Ormai in città non si parlava d'altro, "Caccia all'Ateo" era un successo annunciato.
L'idea era geniale e univa l'intrattenimento del pubblico, che sempre di più voleva violenza, con il loro senso della morale, nessuno ci vede niente di male a veder morire degli atei, no?
Dopotutto gli facciamo un favore, essere rinchiusi nell'Atheum Asylum è peggio della morte.
Il governo mi forniva i carcerati, con un'assurda promessa di libertà, e nel frattempo i miei cacciatori ne cercavano degli altri.
Certo, non sapevano che li portavano direttamente a me.
Per la mia sicurezza era meglio che la mia identità fosse tenuta segreta, dopotutto non si poteva mai sapere quali infiltrati potevano esserci, e il Giudice era una preda ambigua.

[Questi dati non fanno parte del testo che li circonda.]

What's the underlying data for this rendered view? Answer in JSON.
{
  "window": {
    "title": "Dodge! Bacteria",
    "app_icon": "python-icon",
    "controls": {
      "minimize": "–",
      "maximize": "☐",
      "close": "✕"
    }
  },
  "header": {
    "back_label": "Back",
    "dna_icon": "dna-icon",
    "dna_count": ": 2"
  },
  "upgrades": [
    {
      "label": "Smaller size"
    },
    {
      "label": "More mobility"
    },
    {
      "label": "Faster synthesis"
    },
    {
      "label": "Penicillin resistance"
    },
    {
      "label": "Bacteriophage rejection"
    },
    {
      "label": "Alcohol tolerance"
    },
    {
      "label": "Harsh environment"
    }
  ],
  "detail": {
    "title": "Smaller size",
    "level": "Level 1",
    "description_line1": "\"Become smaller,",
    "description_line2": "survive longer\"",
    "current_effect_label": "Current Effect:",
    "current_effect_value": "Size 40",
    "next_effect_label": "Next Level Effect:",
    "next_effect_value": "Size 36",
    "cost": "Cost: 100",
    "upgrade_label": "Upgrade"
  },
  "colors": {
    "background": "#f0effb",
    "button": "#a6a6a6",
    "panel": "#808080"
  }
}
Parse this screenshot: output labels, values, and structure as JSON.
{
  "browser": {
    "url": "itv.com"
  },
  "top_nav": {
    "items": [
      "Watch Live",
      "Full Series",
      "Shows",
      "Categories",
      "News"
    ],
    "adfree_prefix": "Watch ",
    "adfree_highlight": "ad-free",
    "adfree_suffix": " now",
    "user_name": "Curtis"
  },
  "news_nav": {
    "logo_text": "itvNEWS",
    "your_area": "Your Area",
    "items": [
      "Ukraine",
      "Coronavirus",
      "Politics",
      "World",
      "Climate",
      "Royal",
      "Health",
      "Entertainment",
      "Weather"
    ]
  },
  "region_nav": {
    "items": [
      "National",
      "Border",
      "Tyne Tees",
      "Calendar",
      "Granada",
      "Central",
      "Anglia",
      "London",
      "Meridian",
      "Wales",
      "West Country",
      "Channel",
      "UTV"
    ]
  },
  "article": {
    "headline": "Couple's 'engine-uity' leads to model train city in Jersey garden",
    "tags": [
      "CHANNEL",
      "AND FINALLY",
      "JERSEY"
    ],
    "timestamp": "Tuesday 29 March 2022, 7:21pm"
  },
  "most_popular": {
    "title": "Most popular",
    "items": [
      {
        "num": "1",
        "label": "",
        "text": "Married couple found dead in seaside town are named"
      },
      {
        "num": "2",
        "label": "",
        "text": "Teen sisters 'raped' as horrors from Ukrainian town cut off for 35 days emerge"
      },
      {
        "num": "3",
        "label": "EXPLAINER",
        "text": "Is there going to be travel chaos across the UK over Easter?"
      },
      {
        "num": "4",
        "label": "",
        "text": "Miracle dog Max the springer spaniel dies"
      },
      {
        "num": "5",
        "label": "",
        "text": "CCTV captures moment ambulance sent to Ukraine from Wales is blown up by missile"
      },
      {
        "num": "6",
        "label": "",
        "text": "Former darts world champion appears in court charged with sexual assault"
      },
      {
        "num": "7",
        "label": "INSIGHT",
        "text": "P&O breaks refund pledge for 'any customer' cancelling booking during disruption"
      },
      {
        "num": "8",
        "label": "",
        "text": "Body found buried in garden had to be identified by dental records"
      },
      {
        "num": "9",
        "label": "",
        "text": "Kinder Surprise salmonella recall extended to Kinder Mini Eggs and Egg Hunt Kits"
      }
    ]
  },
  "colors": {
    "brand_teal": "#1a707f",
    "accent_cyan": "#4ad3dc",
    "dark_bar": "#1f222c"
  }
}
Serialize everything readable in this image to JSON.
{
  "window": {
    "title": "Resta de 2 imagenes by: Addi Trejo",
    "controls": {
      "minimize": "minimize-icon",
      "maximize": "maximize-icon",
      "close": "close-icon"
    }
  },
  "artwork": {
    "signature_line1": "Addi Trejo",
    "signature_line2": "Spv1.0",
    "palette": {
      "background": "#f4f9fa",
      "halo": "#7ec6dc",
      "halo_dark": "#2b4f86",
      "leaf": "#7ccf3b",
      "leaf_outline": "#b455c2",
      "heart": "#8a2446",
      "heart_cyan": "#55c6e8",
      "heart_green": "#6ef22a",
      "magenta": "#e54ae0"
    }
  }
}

Solo il produttore e il regista sapevano chi ero davvero, anche per questo mi avevano affidato la conduzione di "Caccia all'Ateo", conoscevano sia il mio talento come cacciatrice, sia quello per il giornalismo e la comunicazione.
L'ultima puntata era stata un successo, ora, nell'attesa che il governo ci mandasse dei nuovi candidati ci godevamo l'onda del successo.
Ero quasi arrivata allo studio televisivo dove si teneva il celebre talk show che aveva chiesto di intervistarmi.
Così entrai ed avvisai che ero arrivata.